Just Enough is the brand’s biggest multimedia campaign to date, including six television commercials, direct mail, organic and paid social with an “eight figure” investment from the brand all in all. Beauty companies are increasingly tapping television and larger-scale out-of-home advertising campaigns to reach new audiences, with brands like Cerave and E.l.f launching Super Bowl campaigns, while others experiment with billboards, pop-ups and longer-form social content.
According to Jones Road, the AI-derived insights helped to empower the company’s creative team by providing information that would normally have taken a human weeks to compile “in a matter of minutes,” according to Plofker.

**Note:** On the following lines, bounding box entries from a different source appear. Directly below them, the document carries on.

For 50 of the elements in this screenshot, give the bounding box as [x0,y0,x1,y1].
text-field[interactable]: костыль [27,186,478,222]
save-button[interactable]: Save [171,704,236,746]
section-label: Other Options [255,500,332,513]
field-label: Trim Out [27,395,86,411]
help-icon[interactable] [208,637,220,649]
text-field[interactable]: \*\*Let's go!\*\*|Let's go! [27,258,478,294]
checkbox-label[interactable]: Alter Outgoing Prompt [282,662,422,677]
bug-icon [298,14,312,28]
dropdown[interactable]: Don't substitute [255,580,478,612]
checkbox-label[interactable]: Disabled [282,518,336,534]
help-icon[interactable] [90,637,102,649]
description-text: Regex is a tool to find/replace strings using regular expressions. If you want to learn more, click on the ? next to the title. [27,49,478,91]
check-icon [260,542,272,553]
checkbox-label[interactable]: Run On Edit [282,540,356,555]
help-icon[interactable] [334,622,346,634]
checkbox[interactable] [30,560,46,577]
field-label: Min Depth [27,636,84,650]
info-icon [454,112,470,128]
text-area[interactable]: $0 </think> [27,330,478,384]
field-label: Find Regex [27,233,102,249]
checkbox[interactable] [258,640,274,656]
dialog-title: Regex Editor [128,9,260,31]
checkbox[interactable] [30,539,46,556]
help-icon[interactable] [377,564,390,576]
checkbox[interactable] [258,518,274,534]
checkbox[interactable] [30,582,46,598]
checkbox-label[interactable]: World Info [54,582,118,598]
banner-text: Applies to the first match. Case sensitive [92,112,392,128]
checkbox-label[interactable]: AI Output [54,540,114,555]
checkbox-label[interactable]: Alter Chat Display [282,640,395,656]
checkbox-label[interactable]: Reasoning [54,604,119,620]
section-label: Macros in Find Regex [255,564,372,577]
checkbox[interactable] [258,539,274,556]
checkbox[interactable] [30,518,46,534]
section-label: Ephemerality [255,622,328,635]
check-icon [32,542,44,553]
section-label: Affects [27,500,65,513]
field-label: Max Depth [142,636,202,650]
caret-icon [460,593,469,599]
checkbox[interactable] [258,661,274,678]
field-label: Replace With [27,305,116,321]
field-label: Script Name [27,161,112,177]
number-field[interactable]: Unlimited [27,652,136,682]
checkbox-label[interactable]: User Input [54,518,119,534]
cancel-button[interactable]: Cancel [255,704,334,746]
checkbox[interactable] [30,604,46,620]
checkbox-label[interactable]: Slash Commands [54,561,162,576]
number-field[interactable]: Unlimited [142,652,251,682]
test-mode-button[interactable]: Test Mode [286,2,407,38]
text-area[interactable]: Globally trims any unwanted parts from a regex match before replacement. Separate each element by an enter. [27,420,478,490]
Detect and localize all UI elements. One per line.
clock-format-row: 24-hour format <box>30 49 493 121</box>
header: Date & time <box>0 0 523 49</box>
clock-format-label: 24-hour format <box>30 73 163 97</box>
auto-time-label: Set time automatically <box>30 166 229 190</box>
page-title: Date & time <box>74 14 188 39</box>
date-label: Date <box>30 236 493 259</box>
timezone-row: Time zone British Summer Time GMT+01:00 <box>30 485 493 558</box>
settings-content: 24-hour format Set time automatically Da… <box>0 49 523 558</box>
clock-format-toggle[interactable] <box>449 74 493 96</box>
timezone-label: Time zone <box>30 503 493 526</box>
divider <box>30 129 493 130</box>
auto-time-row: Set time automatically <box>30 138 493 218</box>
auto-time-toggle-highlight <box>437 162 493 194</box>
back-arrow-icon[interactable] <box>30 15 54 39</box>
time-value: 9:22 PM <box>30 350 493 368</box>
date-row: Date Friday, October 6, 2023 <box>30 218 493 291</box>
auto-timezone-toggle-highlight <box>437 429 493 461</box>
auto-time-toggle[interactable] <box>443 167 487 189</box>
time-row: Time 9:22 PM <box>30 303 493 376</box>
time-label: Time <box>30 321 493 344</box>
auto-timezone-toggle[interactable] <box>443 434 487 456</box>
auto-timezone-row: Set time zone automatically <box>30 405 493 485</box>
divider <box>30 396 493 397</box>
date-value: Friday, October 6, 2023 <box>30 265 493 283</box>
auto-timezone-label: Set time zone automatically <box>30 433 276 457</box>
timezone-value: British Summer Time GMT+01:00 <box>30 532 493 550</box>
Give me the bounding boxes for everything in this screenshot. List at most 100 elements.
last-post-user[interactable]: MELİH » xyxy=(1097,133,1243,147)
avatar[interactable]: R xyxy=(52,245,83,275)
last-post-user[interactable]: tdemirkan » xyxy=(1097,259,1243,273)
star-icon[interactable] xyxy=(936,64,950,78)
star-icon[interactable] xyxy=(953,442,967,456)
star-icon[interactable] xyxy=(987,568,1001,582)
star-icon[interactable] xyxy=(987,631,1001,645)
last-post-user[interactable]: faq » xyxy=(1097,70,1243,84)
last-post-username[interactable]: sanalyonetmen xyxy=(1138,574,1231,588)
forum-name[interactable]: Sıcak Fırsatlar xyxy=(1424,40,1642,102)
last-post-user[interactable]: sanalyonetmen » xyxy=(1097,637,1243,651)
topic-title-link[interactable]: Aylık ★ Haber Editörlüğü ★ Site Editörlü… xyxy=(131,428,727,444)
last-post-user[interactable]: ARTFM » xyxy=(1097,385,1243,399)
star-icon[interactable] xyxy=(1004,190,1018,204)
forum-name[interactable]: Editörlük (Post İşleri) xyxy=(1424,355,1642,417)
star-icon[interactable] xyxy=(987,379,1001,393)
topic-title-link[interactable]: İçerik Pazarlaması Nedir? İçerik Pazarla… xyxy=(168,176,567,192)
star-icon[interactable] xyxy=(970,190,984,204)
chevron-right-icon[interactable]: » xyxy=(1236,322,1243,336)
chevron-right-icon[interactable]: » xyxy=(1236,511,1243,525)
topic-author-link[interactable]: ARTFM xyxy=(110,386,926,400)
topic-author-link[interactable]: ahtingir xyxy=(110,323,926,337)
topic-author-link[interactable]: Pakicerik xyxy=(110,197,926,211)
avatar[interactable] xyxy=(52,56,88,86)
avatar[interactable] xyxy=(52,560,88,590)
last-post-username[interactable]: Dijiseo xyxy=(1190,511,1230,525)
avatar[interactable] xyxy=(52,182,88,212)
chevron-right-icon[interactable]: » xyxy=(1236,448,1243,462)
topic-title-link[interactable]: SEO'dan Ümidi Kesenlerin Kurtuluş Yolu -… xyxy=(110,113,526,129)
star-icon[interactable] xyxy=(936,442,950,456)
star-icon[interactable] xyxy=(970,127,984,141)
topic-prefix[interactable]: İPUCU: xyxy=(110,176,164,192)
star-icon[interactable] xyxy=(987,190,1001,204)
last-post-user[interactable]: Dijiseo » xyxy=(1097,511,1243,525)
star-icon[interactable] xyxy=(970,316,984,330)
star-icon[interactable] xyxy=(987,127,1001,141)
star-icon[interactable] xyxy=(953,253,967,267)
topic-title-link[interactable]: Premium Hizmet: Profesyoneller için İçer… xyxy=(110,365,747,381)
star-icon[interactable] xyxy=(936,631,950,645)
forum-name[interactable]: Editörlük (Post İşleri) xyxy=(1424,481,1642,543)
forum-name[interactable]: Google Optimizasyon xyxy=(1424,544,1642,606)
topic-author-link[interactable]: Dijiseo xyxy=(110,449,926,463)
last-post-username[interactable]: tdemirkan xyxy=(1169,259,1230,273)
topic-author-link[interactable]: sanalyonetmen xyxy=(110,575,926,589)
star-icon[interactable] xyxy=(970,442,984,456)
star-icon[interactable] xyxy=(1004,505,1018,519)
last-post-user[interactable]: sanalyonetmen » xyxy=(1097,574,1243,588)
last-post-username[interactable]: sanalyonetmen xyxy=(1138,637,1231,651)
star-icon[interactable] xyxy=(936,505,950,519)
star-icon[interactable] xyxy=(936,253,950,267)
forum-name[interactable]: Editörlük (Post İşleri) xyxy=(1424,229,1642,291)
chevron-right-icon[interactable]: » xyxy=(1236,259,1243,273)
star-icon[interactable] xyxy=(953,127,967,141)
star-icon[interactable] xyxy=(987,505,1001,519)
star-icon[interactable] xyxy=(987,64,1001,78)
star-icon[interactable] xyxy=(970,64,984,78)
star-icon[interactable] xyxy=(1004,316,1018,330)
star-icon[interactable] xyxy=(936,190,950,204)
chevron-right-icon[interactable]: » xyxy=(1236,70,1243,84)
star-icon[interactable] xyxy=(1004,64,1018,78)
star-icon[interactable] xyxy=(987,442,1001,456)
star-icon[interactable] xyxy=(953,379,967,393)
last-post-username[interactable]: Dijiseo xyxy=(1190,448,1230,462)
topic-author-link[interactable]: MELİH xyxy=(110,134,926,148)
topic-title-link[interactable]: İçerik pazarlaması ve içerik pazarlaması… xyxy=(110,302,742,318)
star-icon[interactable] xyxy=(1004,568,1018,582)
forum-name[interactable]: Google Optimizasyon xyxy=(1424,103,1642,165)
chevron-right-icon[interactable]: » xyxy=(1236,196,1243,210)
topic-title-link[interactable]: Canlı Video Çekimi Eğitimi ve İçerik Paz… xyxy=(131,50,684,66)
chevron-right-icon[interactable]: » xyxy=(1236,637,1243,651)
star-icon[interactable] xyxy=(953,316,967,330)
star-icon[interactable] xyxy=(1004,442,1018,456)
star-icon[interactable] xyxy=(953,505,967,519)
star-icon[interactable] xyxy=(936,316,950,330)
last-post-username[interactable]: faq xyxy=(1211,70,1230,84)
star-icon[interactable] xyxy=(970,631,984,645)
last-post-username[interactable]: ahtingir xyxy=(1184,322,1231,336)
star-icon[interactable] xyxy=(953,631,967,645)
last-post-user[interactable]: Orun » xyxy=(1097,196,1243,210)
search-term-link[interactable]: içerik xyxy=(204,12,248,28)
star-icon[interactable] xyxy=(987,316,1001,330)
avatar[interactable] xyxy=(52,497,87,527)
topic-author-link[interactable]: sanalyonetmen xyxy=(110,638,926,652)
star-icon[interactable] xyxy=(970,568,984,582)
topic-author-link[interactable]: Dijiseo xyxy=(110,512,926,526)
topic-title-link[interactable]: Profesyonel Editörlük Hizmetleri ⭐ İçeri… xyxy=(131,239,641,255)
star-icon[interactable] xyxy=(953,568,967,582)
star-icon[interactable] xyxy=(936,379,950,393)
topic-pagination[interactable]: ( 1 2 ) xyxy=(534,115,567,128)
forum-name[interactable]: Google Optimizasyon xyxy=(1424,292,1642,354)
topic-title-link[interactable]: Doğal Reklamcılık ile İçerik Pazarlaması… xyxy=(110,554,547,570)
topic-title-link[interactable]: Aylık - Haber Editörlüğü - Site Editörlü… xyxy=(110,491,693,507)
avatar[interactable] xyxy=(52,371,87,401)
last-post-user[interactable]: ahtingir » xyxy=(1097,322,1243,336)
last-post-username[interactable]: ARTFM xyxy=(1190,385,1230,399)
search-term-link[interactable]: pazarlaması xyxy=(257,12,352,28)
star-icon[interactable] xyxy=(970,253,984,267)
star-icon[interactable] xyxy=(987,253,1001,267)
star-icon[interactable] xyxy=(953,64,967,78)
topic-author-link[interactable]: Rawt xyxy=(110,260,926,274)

The process also brought up new insights that the company hadn’t considered before. Plofker said he realised many customers felt like they needed to choose between a complexion product that provided enough coverage to alleviate the appearance of redness or other skin conditions and a product that didn’t actively exacerbate them. When marketing Just Enough, the brand made sure to communicate how the formula benefits the skin over time as well as offering immediate cosmetic benefits. He also said the exercise showed that some shoppers wanted foundations without SPF, rather than uniformly seeing the addition of SPF as a benefit, a possible consideration for future product development.
Plofker said he sees more opportunities in future to streamline processes like research or perhaps editing, but Jones Road’s core customers — and Brown herself — are still passionate about human creativity. On social media, especially in the 70,000-strong dedicated “Roadies” Facebook group, customers praise the brand’s realness, with its straight-talking marketing and usage of “real women” as models.
Brown said as a makeup artist, she’s still an “old-fashioned creative girl,” adding she finds AI “cool, fascinating and scary” all at once. “But I’m not afraid of what I don’t know,” she said, noting the beauty industry has changed drastically since she founded her original company back in the 1990s. “I just never fight it. I just go with it,” she said.
In the future, Plofker said AI could be useful for further research, or perhaps more rote tasks like video editing, saying the business has a small team and that automating workflows can free staff up to spend more time on creative projects or strategic initiatives. Notably, the company still wants to cast real human models, and let humans run its creative processes.
“When it comes to AI, there’s brilliance and creativity, but there’s got to be realness,” said Brown.